Et bien sûr aussi ne rien dire et faire, qui en sont le corollaire.
J’ai pour ma part mis à profit cette coupure estivale pour rendre effectif ce silence et désactiver toute velléité d’action. Dans le premier cas en délaissant en particulier ce blog, ayant plus d’une fois résisté à la tentation de « poster » et m’en étant bien gardé, et dans le second en laissant les commandes à mon inconscient par une fracture de ma cheville droite qui m’a immobilisé quelques temps. J’ai même relégué la lecture. J’ai cherché le repos, la pause, la coupure, dans sa perspective de « un jour tout cela sera fini » qui a alimenté ma réflexion. Car, bien entendu, mes pensées ne sont jamais absentes, dans l’éveil ou dans le sommeil, que je m’en rende compte ou pas, et j’essaie donc le plus souvent d’en reprendre ou d’en maintenir le fil.

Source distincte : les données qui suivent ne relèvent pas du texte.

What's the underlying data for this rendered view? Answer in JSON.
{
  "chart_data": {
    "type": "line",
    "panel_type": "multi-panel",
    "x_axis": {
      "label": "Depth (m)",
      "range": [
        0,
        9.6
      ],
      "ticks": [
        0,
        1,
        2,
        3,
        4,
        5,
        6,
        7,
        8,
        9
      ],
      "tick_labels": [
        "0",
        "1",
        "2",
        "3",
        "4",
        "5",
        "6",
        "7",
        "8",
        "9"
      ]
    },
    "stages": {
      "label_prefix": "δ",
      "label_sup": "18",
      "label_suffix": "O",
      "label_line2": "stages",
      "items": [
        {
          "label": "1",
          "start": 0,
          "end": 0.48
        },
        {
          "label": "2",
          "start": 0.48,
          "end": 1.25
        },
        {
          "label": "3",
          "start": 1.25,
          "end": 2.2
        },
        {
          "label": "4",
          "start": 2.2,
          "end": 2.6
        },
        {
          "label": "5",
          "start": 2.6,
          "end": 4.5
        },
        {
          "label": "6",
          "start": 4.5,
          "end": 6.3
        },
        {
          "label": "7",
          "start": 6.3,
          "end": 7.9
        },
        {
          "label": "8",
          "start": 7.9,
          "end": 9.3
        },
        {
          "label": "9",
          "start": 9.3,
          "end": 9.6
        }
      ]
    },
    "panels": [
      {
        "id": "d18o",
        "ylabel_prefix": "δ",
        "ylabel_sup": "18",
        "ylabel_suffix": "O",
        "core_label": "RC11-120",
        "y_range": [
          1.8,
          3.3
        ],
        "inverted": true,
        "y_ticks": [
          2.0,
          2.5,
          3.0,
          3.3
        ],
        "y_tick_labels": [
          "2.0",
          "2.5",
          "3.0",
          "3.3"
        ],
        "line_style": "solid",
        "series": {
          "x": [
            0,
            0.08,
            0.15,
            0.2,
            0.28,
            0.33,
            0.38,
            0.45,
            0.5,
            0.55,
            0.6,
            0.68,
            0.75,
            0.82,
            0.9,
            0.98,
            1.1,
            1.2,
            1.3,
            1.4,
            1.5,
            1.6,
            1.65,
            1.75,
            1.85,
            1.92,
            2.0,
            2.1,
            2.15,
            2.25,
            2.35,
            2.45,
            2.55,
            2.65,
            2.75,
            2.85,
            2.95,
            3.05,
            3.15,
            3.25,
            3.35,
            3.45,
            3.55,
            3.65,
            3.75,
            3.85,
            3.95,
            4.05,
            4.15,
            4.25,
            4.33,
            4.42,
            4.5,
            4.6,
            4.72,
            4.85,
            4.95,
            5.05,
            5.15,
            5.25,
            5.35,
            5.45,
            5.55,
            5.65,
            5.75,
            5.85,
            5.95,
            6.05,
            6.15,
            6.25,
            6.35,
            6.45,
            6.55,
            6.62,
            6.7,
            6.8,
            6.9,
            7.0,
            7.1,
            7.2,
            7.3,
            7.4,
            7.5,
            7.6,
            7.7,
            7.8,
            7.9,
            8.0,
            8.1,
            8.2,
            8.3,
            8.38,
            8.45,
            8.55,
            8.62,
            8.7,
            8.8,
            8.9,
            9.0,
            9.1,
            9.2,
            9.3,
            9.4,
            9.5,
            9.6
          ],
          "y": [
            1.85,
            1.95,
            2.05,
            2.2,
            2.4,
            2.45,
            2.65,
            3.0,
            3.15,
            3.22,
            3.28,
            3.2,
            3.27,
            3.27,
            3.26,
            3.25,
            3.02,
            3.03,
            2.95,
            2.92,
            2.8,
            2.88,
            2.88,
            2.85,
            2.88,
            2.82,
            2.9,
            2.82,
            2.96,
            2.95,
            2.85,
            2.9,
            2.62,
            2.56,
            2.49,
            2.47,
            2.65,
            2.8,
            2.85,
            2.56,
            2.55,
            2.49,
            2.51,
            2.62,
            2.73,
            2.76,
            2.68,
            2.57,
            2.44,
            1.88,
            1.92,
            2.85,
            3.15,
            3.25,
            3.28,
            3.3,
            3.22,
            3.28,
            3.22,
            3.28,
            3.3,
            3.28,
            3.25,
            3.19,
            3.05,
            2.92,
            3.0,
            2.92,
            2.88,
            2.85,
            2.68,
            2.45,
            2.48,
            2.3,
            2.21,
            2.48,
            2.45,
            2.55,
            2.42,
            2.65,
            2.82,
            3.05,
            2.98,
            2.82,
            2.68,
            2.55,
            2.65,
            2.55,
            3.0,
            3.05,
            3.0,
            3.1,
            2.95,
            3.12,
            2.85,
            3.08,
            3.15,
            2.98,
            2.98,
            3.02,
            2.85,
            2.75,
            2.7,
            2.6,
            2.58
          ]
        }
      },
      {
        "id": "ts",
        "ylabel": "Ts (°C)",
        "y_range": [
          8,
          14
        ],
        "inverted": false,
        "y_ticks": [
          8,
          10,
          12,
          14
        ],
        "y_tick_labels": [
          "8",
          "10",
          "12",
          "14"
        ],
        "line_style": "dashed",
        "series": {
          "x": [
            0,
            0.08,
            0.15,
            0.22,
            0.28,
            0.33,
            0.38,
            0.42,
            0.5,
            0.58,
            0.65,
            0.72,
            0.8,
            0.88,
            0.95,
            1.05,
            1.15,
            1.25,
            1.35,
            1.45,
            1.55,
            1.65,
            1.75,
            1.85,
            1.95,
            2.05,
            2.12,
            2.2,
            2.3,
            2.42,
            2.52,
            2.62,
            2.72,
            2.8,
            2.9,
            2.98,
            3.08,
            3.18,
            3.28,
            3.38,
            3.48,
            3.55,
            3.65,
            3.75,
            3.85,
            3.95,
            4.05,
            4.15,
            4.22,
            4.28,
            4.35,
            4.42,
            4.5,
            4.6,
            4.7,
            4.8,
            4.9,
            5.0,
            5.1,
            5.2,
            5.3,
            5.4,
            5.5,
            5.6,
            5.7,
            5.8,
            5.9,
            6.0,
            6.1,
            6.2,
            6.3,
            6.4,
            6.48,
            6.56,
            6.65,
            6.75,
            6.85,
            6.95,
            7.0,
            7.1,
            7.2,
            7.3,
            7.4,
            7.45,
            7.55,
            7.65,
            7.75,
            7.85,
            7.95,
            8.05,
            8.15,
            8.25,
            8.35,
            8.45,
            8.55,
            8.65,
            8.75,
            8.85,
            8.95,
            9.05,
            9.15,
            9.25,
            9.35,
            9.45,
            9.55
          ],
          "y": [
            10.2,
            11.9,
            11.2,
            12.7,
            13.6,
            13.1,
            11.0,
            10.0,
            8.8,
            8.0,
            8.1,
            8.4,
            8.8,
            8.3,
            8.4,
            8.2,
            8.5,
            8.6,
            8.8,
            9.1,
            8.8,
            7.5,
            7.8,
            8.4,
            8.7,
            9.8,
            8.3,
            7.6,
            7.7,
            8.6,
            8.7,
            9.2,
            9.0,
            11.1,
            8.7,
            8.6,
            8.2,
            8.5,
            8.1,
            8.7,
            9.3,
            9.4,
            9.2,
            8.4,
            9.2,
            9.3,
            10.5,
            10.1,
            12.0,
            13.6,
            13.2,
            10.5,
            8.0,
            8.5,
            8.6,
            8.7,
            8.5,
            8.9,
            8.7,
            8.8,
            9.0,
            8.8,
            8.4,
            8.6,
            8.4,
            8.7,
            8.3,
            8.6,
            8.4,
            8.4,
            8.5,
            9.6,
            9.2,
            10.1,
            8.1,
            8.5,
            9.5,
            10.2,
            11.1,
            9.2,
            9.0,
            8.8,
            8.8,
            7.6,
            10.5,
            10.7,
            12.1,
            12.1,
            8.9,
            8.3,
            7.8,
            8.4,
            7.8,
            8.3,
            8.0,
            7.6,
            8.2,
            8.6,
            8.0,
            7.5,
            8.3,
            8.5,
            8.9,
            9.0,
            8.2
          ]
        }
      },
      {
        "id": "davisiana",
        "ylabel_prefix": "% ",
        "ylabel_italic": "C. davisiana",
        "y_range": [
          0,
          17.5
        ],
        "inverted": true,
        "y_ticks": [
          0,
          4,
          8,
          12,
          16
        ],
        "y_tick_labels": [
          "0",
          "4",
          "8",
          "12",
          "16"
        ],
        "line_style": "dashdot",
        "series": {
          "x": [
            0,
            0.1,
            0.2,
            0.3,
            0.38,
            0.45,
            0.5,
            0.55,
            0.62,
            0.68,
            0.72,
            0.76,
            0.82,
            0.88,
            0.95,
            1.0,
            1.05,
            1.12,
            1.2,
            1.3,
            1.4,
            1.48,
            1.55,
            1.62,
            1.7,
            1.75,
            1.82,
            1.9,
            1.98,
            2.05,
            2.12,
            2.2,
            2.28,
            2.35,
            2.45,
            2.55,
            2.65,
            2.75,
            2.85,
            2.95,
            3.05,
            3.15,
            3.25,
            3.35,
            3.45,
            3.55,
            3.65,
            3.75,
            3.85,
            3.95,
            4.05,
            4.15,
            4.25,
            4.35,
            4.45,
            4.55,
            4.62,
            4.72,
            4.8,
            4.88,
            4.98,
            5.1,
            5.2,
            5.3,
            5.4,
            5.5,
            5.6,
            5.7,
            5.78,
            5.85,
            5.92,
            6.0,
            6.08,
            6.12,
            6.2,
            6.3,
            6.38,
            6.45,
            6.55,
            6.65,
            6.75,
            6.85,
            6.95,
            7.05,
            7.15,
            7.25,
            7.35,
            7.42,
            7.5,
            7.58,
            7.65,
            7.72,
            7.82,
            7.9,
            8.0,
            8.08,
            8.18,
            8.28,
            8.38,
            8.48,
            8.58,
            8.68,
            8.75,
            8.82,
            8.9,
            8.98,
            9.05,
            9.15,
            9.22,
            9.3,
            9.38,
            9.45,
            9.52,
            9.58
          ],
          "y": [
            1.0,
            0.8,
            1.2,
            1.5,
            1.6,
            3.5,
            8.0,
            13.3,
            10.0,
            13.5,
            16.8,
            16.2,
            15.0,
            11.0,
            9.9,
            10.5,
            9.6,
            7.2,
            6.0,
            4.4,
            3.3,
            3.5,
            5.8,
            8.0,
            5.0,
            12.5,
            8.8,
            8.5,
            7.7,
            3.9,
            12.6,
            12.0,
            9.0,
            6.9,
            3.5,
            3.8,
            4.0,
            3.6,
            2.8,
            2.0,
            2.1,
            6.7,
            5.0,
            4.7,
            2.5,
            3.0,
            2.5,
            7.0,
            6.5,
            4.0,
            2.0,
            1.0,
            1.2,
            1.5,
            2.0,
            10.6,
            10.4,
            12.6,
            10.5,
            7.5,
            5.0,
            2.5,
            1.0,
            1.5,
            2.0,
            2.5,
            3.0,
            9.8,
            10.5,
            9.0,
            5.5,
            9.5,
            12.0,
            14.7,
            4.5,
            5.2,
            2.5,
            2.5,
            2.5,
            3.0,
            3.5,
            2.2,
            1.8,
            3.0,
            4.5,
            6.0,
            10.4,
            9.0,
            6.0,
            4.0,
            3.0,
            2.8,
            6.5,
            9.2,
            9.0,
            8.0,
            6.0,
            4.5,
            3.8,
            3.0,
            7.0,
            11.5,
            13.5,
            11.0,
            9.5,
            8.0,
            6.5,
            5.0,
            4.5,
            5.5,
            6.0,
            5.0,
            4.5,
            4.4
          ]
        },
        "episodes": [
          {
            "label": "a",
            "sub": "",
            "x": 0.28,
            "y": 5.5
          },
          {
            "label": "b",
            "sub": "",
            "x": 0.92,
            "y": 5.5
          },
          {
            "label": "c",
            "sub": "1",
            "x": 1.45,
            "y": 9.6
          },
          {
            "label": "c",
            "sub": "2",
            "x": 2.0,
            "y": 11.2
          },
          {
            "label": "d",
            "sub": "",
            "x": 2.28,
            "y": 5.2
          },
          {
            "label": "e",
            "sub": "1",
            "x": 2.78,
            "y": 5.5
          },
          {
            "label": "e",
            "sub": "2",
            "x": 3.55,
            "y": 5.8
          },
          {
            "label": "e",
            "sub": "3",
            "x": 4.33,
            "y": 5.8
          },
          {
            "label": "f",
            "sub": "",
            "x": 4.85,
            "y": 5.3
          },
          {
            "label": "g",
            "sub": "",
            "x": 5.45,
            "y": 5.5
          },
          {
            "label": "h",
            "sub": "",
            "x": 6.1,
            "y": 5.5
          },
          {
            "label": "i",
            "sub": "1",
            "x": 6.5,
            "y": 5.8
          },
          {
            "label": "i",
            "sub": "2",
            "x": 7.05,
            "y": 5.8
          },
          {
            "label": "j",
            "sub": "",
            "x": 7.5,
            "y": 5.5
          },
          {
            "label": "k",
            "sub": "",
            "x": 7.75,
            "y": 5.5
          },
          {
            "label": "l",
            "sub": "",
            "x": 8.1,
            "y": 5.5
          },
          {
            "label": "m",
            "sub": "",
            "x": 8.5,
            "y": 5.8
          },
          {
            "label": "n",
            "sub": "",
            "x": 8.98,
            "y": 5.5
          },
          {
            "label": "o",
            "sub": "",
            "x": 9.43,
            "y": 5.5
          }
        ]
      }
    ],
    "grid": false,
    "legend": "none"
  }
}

Je précise que cette pensée pure, hors du dire et du faire, a représenté une épreuve, partant d’un défi que je me suis donné pour sortir des pratiques journalières, fussent-elles des plus créatives et personnelles. Je désirais une vraie coupure mais ne savais précisément comment faire, et surtout combien cela serait difficile dans la culture productiviste qui prévaut et qui nous imprègne, la plupart du temps précisément pour s’oublier. J’y suis plus ou moins parvenu, cédant ici ou là sur quelques lignes tracées, par quelques pages lues ou en effectuant quelques bonds sur ma jambe valide.
N’ayant pas réussi à me donner tout à fait pour mort, malgré ma bonne volonté (on sait ce que la bonne volonté consciente recèle de contradictions et de vaines prétentions), je reste persuadé que mon choix était judicieux, même partiellement réalisé et avec l’aide des marges obscures de mon moi pas vraiment conscient. La tentative est aussi méritoire car il y a tant de moyens d’oublier et si peu de réaliser, vraiment et pleinement, ce que l’on prétend vouloir.
On peut même utiliser le dire et le faire pour les jouer l’un contre l’autre. Remplir l’espace et le temps de propos insignifiants plutôt que de mettre en œuvre un projet bien concret, ou alors s’activer à tout va pour éviter de réaliser ce que l’on fait par là et de s’en ouvrir vraiment. Ne sommes-nous pas, citoyens et particuliers, gens de multiples ressources quand il s’agit de nous jouer des tours à nous-mêmes ?
Notons encore que si, comme je l’ai écrit ailleurs [ Dazibao#37 ], quitter l’évitement peut faire flèche de tout bois, c’est bien parce que, en toute logique, s’y maintenir le permet aussi.